Two and a half hours and 165km later we pulled into Murchison Settlement right on 10 o’clock.
Along with the four generations of Foulkes-Taylors from Yuin Station, our friends David and Frances from Wooleen Station were also there. Fortunately the day was running on “Murchison time” so there were some quick hellos and hugs before the ceremony got underway.
Shire president and Yuin station owner Rossco conducted the service. His wife Emma is also a current shire councillor. This may seem rather unusual but Murchison Settlement, which covers an area of 50,000 sq/km and 29 stations, has a population of just 113, not all of whom are eligible to stand. In fact it’s the only local government in Australia that doesn’t even have a town.
After the ceremony, there was morning tea in the area behind the red-dirt polo field where Rossco presented the annual Volunteer of the Year award to Paul Lukitsch.

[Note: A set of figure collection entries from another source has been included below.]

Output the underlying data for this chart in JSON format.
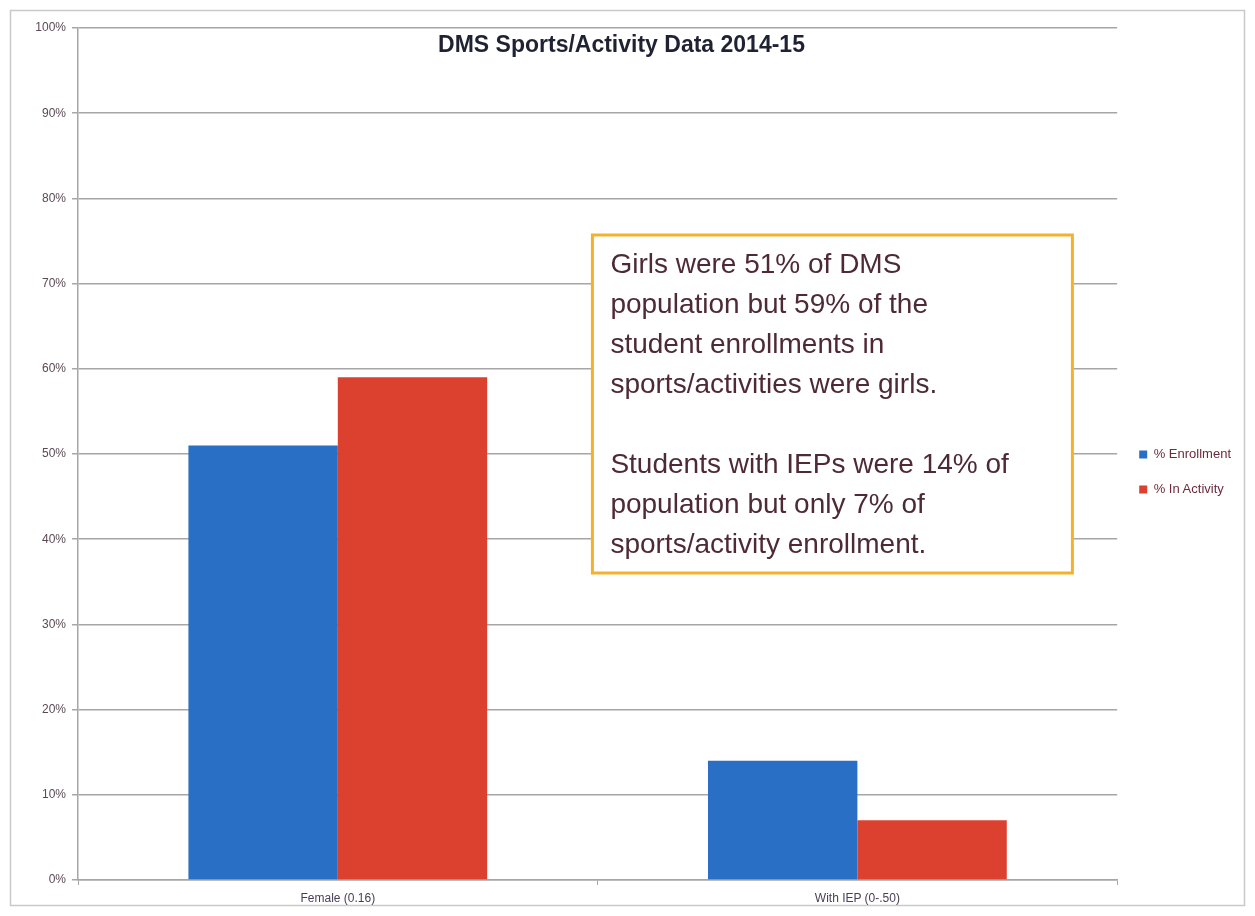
{
  "chart_data": {
    "type": "bar",
    "title": "DMS Sports/Activity Data 2014-15",
    "categories": [
      "Female (0.16)",
      "With IEP (0-.50)"
    ],
    "series": [
      {
        "name": "% Enrollment",
        "color": "#2a6fc6",
        "values": [
          51,
          14
        ]
      },
      {
        "name": "% In Activity",
        "color": "#dc4130",
        "values": [
          59,
          7
        ]
      }
    ],
    "ylim": [
      0,
      100
    ],
    "yticks": [
      {
        "value": 0,
        "label": "0%"
      },
      {
        "value": 10,
        "label": "10%"
      },
      {
        "value": 20,
        "label": "20%"
      },
      {
        "value": 30,
        "label": "30%"
      },
      {
        "value": 40,
        "label": "40%"
      },
      {
        "value": 50,
        "label": "50%"
      },
      {
        "value": 60,
        "label": "60%"
      },
      {
        "value": 70,
        "label": "70%"
      },
      {
        "value": 80,
        "label": "80%"
      },
      {
        "value": 90,
        "label": "90%"
      },
      {
        "value": 100,
        "label": "100%"
      }
    ],
    "grid": "y",
    "legend": "right",
    "annotations": [
      "Girls were 51% of DMS population but 59% of the student enrollments in sports/activities were girls.",
      "Students with IEPs were 14% of population but only 7% of sports/activity enrollment."
    ]
  }
}
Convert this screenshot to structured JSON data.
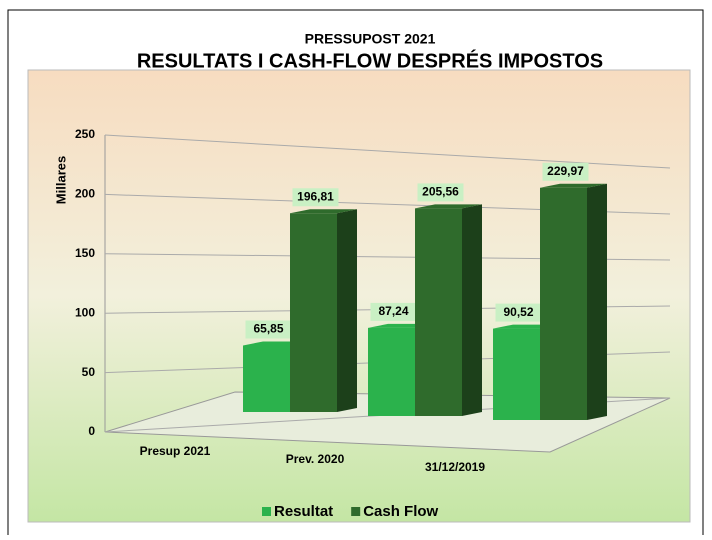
{
  "chart_data": {
    "type": "bar3d",
    "subtitle": "PRESSUPOST  2021",
    "title": "RESULTATS I CASH-FLOW DESPRÉS IMPOSTOS",
    "y_label": "Millares",
    "categories": [
      "Presup 2021",
      "Prev. 2020",
      "31/12/2019"
    ],
    "series": [
      {
        "name": "Resultat",
        "color": "#2bb24c",
        "values": [
          65.85,
          87.24,
          90.52
        ],
        "value_labels": [
          "65,85",
          "87,24",
          "90,52"
        ]
      },
      {
        "name": "Cash Flow",
        "color": "#2f6b2c",
        "values": [
          196.81,
          205.56,
          229.97
        ],
        "value_labels": [
          "196,81",
          "205,56",
          "229,97"
        ]
      }
    ],
    "ylim": [
      0,
      250
    ],
    "yticks": [
      0,
      50,
      100,
      150,
      200,
      250
    ],
    "grid": true,
    "legend": "bottom"
  }
}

Originally from Milwaukee Paul came to Australia as a much younger man and settled in the Northern Territory. A few years ago he decided to drive from the western-most point of Australia to the eastern-most. He reached Murchison Settlement when the weather broke and the roads were closed for several days. That gave Paul enough time to get to know the community and after completing his road trip he returned to Murchison Settlement to live. He now spends much of his time tending the long tunnel of vegetables he created. Locals can help themselves to fresh produce in return for a donation…Paul in turn donates that money to the Royal Flying Doctor Service.
Following morning tea there was a lively community discussion around the feral dog and cat issue. A cricket match was scheduled but due to lack of numbers bowls and arm wrestling became the competitive pursuits for the afternoon for those who weren’t watching the Anzac footy game on the TV.